Eglinton Avenue West is among five in Toronto that made the 2024 list. Country Road 49 in Prince Edward County, as well as Orillia’s Laclie Street and North Uxbridge’s Cedar Street, also are on it.

The top 10 are:

  1. Aberdeen Avenue, Hamilton.
  2. Eglinton Ave West, Toronto.
  3. Barton Street East, Hamilton.
  4. Country Road 49, Prince Edward County.
  5. Hurontario Street, Mississauga.
  6. Bloor Street West, Toronto.
  7. Cedar Street, North Uxbridge.
  8. Finch Avenue West, North York (suburban Toronto).
  9. Lake Shore Boulevard East, Toronto.
  10. Lacie Street, Orillia.

CAA has regional lists, too.

Pirvu said over 2,000 roads across 145 municipalities were nominated.

Previous CAA research shows spending one dollar on pavement preservation eliminates or delays spending $6 to $10 on repairs later on.

putting a dollar into pavement preservation can help a city avoid paying $6 to $10 later on to address issues.

What people said about the worst roads

Pirvu noted past safety concerns about Aberdeen. A 2019 city report stated the avenue’s collision rate was 4.7 per million vehicle kilometres.

The industry standard for identifying an area of concern based on collision rate is 1.0.
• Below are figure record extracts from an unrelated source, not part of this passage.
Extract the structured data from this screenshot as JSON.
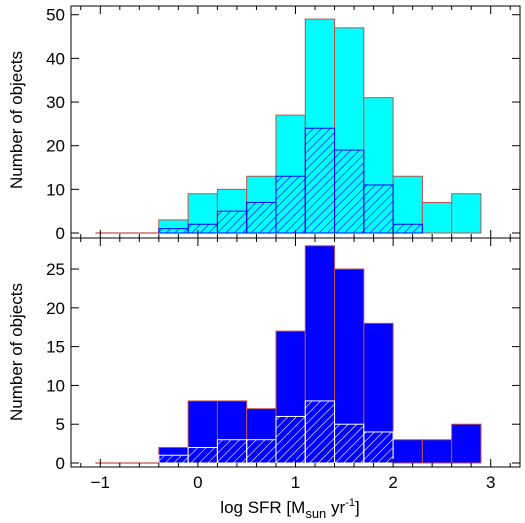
{
  "colors": {
    "top_fill": "#00ffff",
    "bottom_fill": "#0000ff",
    "bar_edge": "#c1524a",
    "hatch_top": "#0000ff",
    "hatch_bottom": "#ffffff",
    "zero_line": "#c1524a"
  },
  "chart_data": [
    {
      "type": "bar",
      "panel": "top",
      "ylabel": "Number of objects",
      "xlim": [
        -1.3,
        3.3
      ],
      "ylim": [
        0,
        52
      ],
      "y_ticks": [
        "0",
        "10",
        "20",
        "30",
        "40",
        "50"
      ],
      "bin_edges": [
        -0.4,
        -0.1,
        0.2,
        0.5,
        0.8,
        1.1,
        1.4,
        1.7,
        2.0,
        2.3,
        2.6,
        2.9
      ],
      "series": [
        {
          "values": [
            3,
            9,
            10,
            13,
            27,
            49,
            47,
            31,
            13,
            7,
            9
          ],
          "style": "solid"
        },
        {
          "values": [
            1,
            2,
            5,
            7,
            13,
            24,
            19,
            11,
            2,
            0,
            0
          ],
          "style": "hatched"
        }
      ]
    },
    {
      "type": "bar",
      "panel": "bottom",
      "xlabel_main": "log SFR [M",
      "xlabel_sub": "sun",
      "xlabel_unit": " yr",
      "xlabel_sup": "-1",
      "xlabel_close": "]",
      "ylabel": "Number of objects",
      "xlim": [
        -1.3,
        3.3
      ],
      "ylim": [
        0,
        29
      ],
      "x_ticks": [
        "−1",
        "0",
        "1",
        "2",
        "3"
      ],
      "y_ticks": [
        "0",
        "5",
        "10",
        "15",
        "20",
        "25"
      ],
      "bin_edges": [
        -0.4,
        -0.1,
        0.2,
        0.5,
        0.8,
        1.1,
        1.4,
        1.7,
        2.0,
        2.3,
        2.6,
        2.9
      ],
      "series": [
        {
          "values": [
            2,
            8,
            8,
            7,
            17,
            28,
            25,
            18,
            3,
            3,
            5
          ],
          "style": "solid"
        },
        {
          "values": [
            1,
            2,
            3,
            3,
            6,
            8,
            5,
            4,
            0,
            0,
            0
          ],
          "style": "hatched"
        }
      ]
    }
  ]
}
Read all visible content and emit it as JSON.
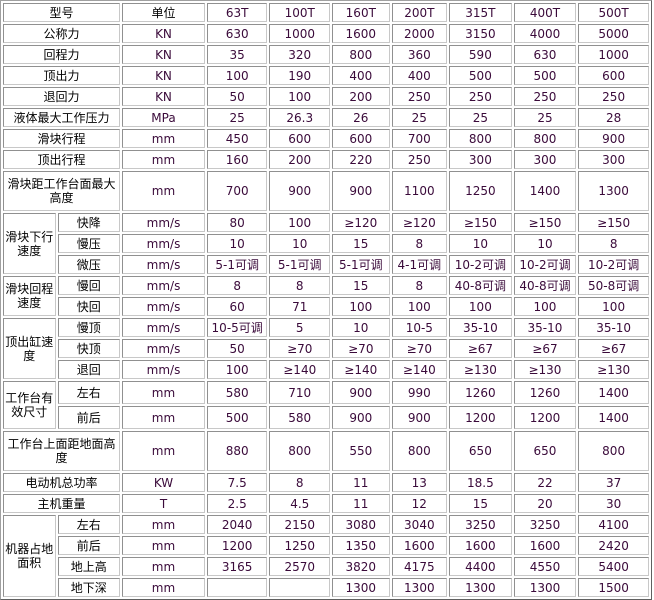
{
  "header": {
    "model_label": "型号",
    "unit_label": "单位",
    "models": [
      "63T",
      "100T",
      "160T",
      "200T",
      "315T",
      "400T",
      "500T"
    ]
  },
  "rows": [
    {
      "label": "公称力",
      "unit": "KN",
      "values": [
        "630",
        "1000",
        "1600",
        "2000",
        "3150",
        "4000",
        "5000"
      ]
    },
    {
      "label": "回程力",
      "unit": "KN",
      "values": [
        "35",
        "320",
        "800",
        "360",
        "590",
        "630",
        "1000"
      ]
    },
    {
      "label": "顶出力",
      "unit": "KN",
      "values": [
        "100",
        "190",
        "400",
        "400",
        "500",
        "500",
        "600"
      ]
    },
    {
      "label": "退回力",
      "unit": "KN",
      "values": [
        "50",
        "100",
        "200",
        "250",
        "250",
        "250",
        "250"
      ]
    },
    {
      "label": "液体最大工作压力",
      "unit": "MPa",
      "values": [
        "25",
        "26.3",
        "26",
        "25",
        "25",
        "25",
        "28"
      ]
    },
    {
      "label": "滑块行程",
      "unit": "mm",
      "values": [
        "450",
        "600",
        "600",
        "700",
        "800",
        "800",
        "900"
      ]
    },
    {
      "label": "顶出行程",
      "unit": "mm",
      "values": [
        "160",
        "200",
        "220",
        "250",
        "300",
        "300",
        "300"
      ]
    },
    {
      "label": "滑块距工作台面最大高度",
      "unit": "mm",
      "values": [
        "700",
        "900",
        "900",
        "1100",
        "1250",
        "1400",
        "1300"
      ],
      "tall": true
    },
    {
      "group": "滑块下行速度",
      "items": [
        {
          "label": "快降",
          "unit": "mm/s",
          "values": [
            "80",
            "100",
            "≥120",
            "≥120",
            "≥150",
            "≥150",
            "≥150"
          ]
        },
        {
          "label": "慢压",
          "unit": "mm/s",
          "values": [
            "10",
            "10",
            "15",
            "8",
            "10",
            "10",
            "8"
          ]
        },
        {
          "label": "微压",
          "unit": "mm/s",
          "values": [
            "5-1可调",
            "5-1可调",
            "5-1可调",
            "4-1可调",
            "10-2可调",
            "10-2可调",
            "10-2可调"
          ]
        }
      ]
    },
    {
      "group": "滑块回程速度",
      "items": [
        {
          "label": "慢回",
          "unit": "mm/s",
          "values": [
            "8",
            "8",
            "15",
            "8",
            "40-8可调",
            "40-8可调",
            "50-8可调"
          ]
        },
        {
          "label": "快回",
          "unit": "mm/s",
          "values": [
            "60",
            "71",
            "100",
            "100",
            "100",
            "100",
            "100"
          ]
        }
      ]
    },
    {
      "group": "顶出缸速度",
      "items": [
        {
          "label": "慢顶",
          "unit": "mm/s",
          "values": [
            "10-5可调",
            "5",
            "10",
            "10-5",
            "35-10",
            "35-10",
            "35-10"
          ]
        },
        {
          "label": "快顶",
          "unit": "mm/s",
          "values": [
            "50",
            "≥70",
            "≥70",
            "≥70",
            "≥67",
            "≥67",
            "≥67"
          ]
        },
        {
          "label": "退回",
          "unit": "mm/s",
          "values": [
            "100",
            "≥140",
            "≥140",
            "≥140",
            "≥130",
            "≥130",
            "≥130"
          ]
        }
      ]
    },
    {
      "group": "工作台有效尺寸",
      "mid": true,
      "items": [
        {
          "label": "左右",
          "unit": "mm",
          "values": [
            "580",
            "710",
            "900",
            "990",
            "1260",
            "1260",
            "1400"
          ]
        },
        {
          "label": "前后",
          "unit": "mm",
          "values": [
            "500",
            "580",
            "900",
            "900",
            "1200",
            "1200",
            "1400"
          ]
        }
      ]
    },
    {
      "label": "工作台上面距地面高度",
      "unit": "mm",
      "values": [
        "880",
        "800",
        "550",
        "800",
        "650",
        "650",
        "800"
      ],
      "tall": true
    },
    {
      "label": "电动机总功率",
      "unit": "KW",
      "values": [
        "7.5",
        "8",
        "11",
        "13",
        "18.5",
        "22",
        "37"
      ]
    },
    {
      "label": "主机重量",
      "unit": "T",
      "values": [
        "2.5",
        "4.5",
        "11",
        "12",
        "15",
        "20",
        "30"
      ]
    },
    {
      "group": "机器占地面积",
      "items": [
        {
          "label": "左右",
          "unit": "mm",
          "values": [
            "2040",
            "2150",
            "3080",
            "3040",
            "3250",
            "3250",
            "4100"
          ]
        },
        {
          "label": "前后",
          "unit": "mm",
          "values": [
            "1200",
            "1250",
            "1350",
            "1600",
            "1600",
            "1600",
            "2420"
          ]
        },
        {
          "label": "地上高",
          "unit": "mm",
          "values": [
            "3165",
            "2570",
            "3820",
            "4175",
            "4400",
            "4550",
            "5400"
          ]
        },
        {
          "label": "地下深",
          "unit": "mm",
          "values": [
            "",
            "",
            "1300",
            "1300",
            "1300",
            "1300",
            "1500"
          ]
        }
      ]
    }
  ]
}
Pirvu said congestion, potholes and poor maintenance are among the concerns raised about Aberdeen, Barton and Eglinton Avenue West. The latter has been plagued with issues, particularly given stalled light-rail transit construction. 

Stewart said that when he walks on Aberdeen, he stays east of Queen Street because after that, the road deteriorates and there isn’t much separation from vehicles and pedestrians.

“I try to avoid it any time … the traffic is so close to you.”

He added that driving is equally bad, with too many potholes to count.

“But on the plus side, you can’t drive fast.”

Aberdeen to be revamped in 2026: councillor

CBC Hamilton contacted the City of Hamilton for comment, but the city said it wouldn’t respond until the CAA results were officially released.

Ward 1 Coun. Maureen Wilson said she expects people near Aberdeen wouldn’t be surprised to hear the results because of its “terrible condition.”

She said that in 2026, the road will be revamped. Later this year, residents will get to voice what they’d like to see about the avenue’s design.

Wilson said Hamilton and other Ontario municipalities, through provincial regulation, have to create asset management plans that list and identify the condition of all assets, like roads.

She said Hamilton’s lower city had poor or very poor conditions for many of its roads.

When there are funding shortfalls, the city can’t properly address deteriorating roads, so they keep getting worse, raising the cost to fix problems. Wilson said it becomes a “vicious cycle.”

“You’re always falling behind.”

Wilson said city council should be getting a report from staff later this year with information about how Hamilton spends its road budget and where that money has come from.

“We have a significant deficit, in terms of what our needs are for core infrastructure,” she said.

“As a community, we’re going to have a conversation about priority setting and not overtaxing property tax payers.”

Stewart said Wilson’s comments were welcome news.

He hopes something will be done soon.

“It’s awful … nightmare on Aberdeen.”